01/08/2008, 08:28 AM
Ivars Wrote:Where can I read about existing geometrical interpretations of tetration,
You can't, because I don't think anyone is seriously researching this aspect. The only two places that come close are a link that Gottfried posted, and Tony Smith's "work" (author of Banned by Cornell) which gives an interesting discussion of dimensions.
Ivars Wrote:both finite and infinite, and its opposite log(log(log(log(log(.....) both finite and infinite?What?
Ivars Wrote:If You involve all infinite values of log, this construction expands pretty fast into infinity^infinity trees of values.What?

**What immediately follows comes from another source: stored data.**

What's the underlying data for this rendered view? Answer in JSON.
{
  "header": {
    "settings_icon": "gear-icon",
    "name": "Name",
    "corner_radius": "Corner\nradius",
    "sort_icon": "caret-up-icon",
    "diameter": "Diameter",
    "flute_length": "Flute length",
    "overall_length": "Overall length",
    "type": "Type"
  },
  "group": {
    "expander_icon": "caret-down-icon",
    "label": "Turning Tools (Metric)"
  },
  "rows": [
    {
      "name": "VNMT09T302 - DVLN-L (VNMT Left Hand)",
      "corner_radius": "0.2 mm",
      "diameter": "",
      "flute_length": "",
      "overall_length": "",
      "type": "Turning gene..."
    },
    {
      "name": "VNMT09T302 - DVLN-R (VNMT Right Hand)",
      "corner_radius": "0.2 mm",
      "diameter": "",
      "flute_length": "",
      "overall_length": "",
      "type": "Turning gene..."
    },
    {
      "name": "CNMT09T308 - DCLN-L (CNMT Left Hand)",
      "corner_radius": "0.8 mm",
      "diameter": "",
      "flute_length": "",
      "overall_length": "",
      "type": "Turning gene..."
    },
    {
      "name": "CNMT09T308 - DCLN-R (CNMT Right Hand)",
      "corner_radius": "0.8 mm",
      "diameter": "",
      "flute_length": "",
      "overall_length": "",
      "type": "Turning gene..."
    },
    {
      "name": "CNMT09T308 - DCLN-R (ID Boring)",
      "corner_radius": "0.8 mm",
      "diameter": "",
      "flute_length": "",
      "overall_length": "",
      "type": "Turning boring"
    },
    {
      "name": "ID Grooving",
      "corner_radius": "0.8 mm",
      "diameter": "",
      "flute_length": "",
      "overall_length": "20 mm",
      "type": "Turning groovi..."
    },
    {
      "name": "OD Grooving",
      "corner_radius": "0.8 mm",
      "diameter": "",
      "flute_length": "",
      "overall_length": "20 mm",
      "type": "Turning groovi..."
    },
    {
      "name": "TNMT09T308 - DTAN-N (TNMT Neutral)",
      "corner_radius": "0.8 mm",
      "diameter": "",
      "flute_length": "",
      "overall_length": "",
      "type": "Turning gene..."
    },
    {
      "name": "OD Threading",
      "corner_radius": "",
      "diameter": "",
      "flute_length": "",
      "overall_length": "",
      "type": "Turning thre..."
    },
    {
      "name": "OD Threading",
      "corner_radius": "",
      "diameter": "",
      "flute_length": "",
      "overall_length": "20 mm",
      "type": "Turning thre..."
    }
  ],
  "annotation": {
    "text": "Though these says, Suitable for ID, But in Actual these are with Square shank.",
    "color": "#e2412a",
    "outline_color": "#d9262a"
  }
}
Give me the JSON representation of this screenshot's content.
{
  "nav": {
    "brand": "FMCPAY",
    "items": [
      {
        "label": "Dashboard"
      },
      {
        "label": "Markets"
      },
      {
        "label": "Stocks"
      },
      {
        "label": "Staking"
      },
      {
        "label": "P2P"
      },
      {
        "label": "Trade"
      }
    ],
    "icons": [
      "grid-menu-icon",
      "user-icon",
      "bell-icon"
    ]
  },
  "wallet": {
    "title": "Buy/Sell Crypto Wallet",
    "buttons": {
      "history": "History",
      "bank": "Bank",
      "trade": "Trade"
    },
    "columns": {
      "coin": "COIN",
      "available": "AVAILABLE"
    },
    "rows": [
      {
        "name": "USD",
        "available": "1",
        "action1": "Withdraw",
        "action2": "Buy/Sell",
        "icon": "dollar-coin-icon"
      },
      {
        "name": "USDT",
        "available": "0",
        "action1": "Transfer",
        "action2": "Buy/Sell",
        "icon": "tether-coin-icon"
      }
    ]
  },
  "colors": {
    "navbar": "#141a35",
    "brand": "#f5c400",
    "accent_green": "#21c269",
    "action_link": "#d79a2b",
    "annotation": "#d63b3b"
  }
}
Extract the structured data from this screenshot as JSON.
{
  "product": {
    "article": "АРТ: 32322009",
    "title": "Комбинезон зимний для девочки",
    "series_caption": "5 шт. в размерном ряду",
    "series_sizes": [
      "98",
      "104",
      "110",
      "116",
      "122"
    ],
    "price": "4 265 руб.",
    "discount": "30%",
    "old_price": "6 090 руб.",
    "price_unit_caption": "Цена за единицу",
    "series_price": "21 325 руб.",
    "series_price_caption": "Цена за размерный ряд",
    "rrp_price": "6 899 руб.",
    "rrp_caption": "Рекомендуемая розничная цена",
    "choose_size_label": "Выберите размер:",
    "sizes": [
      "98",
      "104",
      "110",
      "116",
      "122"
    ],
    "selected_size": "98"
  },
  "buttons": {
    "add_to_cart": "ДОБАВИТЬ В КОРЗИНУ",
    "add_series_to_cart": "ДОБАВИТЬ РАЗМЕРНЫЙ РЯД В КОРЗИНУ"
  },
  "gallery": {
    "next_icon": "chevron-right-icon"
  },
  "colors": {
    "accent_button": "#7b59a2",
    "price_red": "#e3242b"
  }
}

Ivars Wrote:You mentioned rotation via new dimensions- how does it happen?Well, mathematically we are not limited to 3 dimensions. There are about as many dimensions as you have "commas", meaning, if you can write a "comma", then you can make a new dimension... So for example, (1, 2) is a point 1 unit along the first dimension, then two units along the second dimension. There are many ways of looking at lists of numbers, most are part of what most mathematicians call "vector spaces" all vector spaces have a dimensionality to them, so for example, although (1, 2) and (1, 2, 0) can represent the same polynomial/series (infinite dimensional space), they are two completely different vectors because they come from different vector spaces. When you are interpreting a vector as an hypercube as opposed to a point, then you can consider the hyper-volume (length, area, volume, etc...) of a vector (also called a norm or a measure) as the volume enclosed by the vector's scaled basis vectors in each dimension. This is the sense in which I was talking about "rotating through dimensions" a rotation in this sense is a map from (..., 1, 0, ...) to (..., 0, 1, ...) all else being equal. The hypervolume of two different lengths in two different dimensions (a, b) is a*b, or in other words: Multiplication. The hypervolume of one length rotated through n dimensions (a, a, a, ..., a) with n a's is a^n, or in other words: Exponentiation. So if this is the pattern for exponentiation, and tetration's definition in terms of exponentiation is: \( {}^{n}{x} = x^{\left({}^{(n-1)}x\right)} \) then all we have to do is substitute this formula into our interpretation of exponentiation. This lexical substitution gives: \( {}^{n}x \) is the hypervolume of a length x rotated through \( {}^{(n-1)}x \) dimensions. Although this is not directly interpretable, it is recursive. This is as far as I've gotten in a semi-physical interpretation of tetration. I think trying to understand that statement intuitively is doomed, as recursive interpretation may lead to madness...
Andrew Robbins